Q. What were the key findings of the antibody mediated prevention trials, and how do they contribute to our understanding of HIV-1 broadly neutralizing antibodies prevention efficacy?
The antibody mediated prevention trials were landmark trials aiming to evaluate the safety and efficacy of a monoclonal antibody in preventing HIV infection in different populations.⁶ They showed that we could administer a neutralizing antibody and prevent acquisition, especially among the strains susceptible to the antibody; however, not all strains are susceptible to the antibodies. This occurred in both males and females and in various populations worldwide including sub-Saharan Africa, Latin America and the USA. Therefore, irrespective of region and route of transmission, the efficacy was related to whether the strains were susceptible to the broadly neutralizing antibody. If they were, there was about 75% protection over the duration of the trial, therefore, it is analogous to the first antiretroviral therapy.⁶ Although, it is a little different in that it was a single drug that worked for a shorter period with partial efficacy. With antiretroviral therapy multiple drugs were required to target the virus at different sites. What we have learnt is that we now need multiple broadly neutralizing antibodies to enable very high efficacy in preventing acquisition. Those studies are commencing using three broadly neutralizing antibodies and are going to assess if passive installation of these antibodies can prevent HIV from being acquired.⁴
These trials are important for developing a vaccine as it is easier to acquire a shot with a single vaccine that lasts a long period of time than to receive antibodies every 6 months, which is achievable but not as attractive as a vaccine. Therefore, the goal of HIV vaccine development is to make a good quality vaccine that is able to elicit broadly neutralizing antibodies.
Q. What do you consider the future directions in the development of a HIV vaccine?
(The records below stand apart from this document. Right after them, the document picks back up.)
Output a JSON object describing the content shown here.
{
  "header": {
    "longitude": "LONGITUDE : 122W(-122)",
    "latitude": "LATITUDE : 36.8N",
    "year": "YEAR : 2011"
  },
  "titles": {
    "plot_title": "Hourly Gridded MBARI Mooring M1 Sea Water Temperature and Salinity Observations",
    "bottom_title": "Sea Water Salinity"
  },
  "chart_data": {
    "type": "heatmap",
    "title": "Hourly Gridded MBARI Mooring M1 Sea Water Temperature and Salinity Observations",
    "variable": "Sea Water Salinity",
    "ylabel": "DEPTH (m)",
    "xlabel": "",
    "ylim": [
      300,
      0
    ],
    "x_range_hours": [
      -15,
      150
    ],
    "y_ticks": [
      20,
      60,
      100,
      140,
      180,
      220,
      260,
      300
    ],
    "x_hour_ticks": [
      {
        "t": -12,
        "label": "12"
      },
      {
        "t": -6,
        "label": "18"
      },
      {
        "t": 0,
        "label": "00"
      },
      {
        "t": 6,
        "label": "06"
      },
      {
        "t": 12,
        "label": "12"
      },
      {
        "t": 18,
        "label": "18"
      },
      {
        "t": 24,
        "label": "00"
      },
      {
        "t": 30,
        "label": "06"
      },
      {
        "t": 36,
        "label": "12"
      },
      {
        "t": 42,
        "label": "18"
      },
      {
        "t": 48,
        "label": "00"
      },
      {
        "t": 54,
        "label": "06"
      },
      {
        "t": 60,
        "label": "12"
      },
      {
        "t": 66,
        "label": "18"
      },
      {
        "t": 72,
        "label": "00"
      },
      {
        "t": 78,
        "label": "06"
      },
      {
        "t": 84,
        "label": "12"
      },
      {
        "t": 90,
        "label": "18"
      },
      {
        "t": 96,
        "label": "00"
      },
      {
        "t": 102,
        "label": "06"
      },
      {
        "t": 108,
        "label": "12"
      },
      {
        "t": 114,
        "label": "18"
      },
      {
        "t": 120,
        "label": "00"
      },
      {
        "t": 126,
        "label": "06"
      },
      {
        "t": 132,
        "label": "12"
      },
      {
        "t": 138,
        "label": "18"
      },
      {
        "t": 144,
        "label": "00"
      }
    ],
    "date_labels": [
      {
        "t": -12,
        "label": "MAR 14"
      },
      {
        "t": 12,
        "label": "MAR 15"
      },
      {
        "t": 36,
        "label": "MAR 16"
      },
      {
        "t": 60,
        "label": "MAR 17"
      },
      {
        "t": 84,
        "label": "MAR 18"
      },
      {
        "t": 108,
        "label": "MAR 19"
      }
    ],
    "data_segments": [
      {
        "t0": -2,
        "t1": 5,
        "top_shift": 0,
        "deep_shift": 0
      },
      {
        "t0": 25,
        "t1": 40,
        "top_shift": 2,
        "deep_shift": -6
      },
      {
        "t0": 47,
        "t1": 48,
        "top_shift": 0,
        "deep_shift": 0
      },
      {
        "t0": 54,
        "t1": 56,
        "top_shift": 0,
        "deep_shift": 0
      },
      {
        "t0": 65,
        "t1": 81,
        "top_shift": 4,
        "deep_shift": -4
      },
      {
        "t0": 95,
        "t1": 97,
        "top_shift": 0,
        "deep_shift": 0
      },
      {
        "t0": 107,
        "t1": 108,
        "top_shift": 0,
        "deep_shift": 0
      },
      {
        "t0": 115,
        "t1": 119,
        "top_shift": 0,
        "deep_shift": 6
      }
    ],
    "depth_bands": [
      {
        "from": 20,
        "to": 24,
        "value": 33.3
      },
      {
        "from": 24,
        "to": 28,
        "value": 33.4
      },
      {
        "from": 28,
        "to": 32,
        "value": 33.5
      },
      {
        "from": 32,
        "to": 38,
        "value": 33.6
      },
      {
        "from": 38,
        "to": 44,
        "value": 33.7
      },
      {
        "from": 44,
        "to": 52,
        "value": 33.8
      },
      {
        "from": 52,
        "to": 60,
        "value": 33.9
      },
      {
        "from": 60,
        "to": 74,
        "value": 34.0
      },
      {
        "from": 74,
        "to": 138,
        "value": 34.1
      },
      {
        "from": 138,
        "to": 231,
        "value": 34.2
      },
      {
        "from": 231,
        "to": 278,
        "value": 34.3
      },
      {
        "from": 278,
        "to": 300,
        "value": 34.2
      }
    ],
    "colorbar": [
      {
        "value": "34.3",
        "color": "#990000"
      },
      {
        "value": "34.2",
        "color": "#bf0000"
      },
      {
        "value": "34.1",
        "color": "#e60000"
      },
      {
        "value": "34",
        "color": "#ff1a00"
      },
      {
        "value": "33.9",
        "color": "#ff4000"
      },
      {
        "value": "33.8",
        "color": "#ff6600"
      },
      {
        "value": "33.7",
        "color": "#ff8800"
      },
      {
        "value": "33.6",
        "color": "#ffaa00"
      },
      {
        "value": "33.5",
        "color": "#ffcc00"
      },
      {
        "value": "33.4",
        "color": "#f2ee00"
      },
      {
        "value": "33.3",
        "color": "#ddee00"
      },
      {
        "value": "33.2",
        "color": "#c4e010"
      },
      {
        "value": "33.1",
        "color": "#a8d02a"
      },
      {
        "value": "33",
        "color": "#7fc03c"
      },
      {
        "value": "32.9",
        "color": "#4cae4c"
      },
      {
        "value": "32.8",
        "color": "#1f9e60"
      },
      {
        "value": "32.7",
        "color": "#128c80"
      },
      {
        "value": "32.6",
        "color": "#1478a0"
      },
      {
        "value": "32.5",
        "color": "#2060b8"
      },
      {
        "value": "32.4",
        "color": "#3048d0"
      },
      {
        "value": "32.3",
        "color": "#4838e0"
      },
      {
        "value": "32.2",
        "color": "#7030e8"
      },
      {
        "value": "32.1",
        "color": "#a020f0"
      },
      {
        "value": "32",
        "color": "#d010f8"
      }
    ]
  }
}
The science of HIV vaccine development has become rather sophisticated and that gives us optimism that there is scope to develop a vaccine. First, we need to awaken the immune response. An HIV vaccine regimen is likely to require three to four injections in which each injection is a different variant of HIV in order to guide the development of these broadly neutralizing antibodies. To mature the body’s immune response, a slightly different immunogen must be given each time a shot is administered, which is the new complexity in the development of HIV vaccines and is inevitably where the field of research is heading.
Thus far, trials have shown success in awakening the germline and are now working on the second and third shot. 11 I do not doubt that we will develop a HIV vaccine candidate, though it will take another 4–5 years to achieve a regimen that is worthwhile testing, such as in the MOSAICO and Imbokodo HIV vaccine development trials.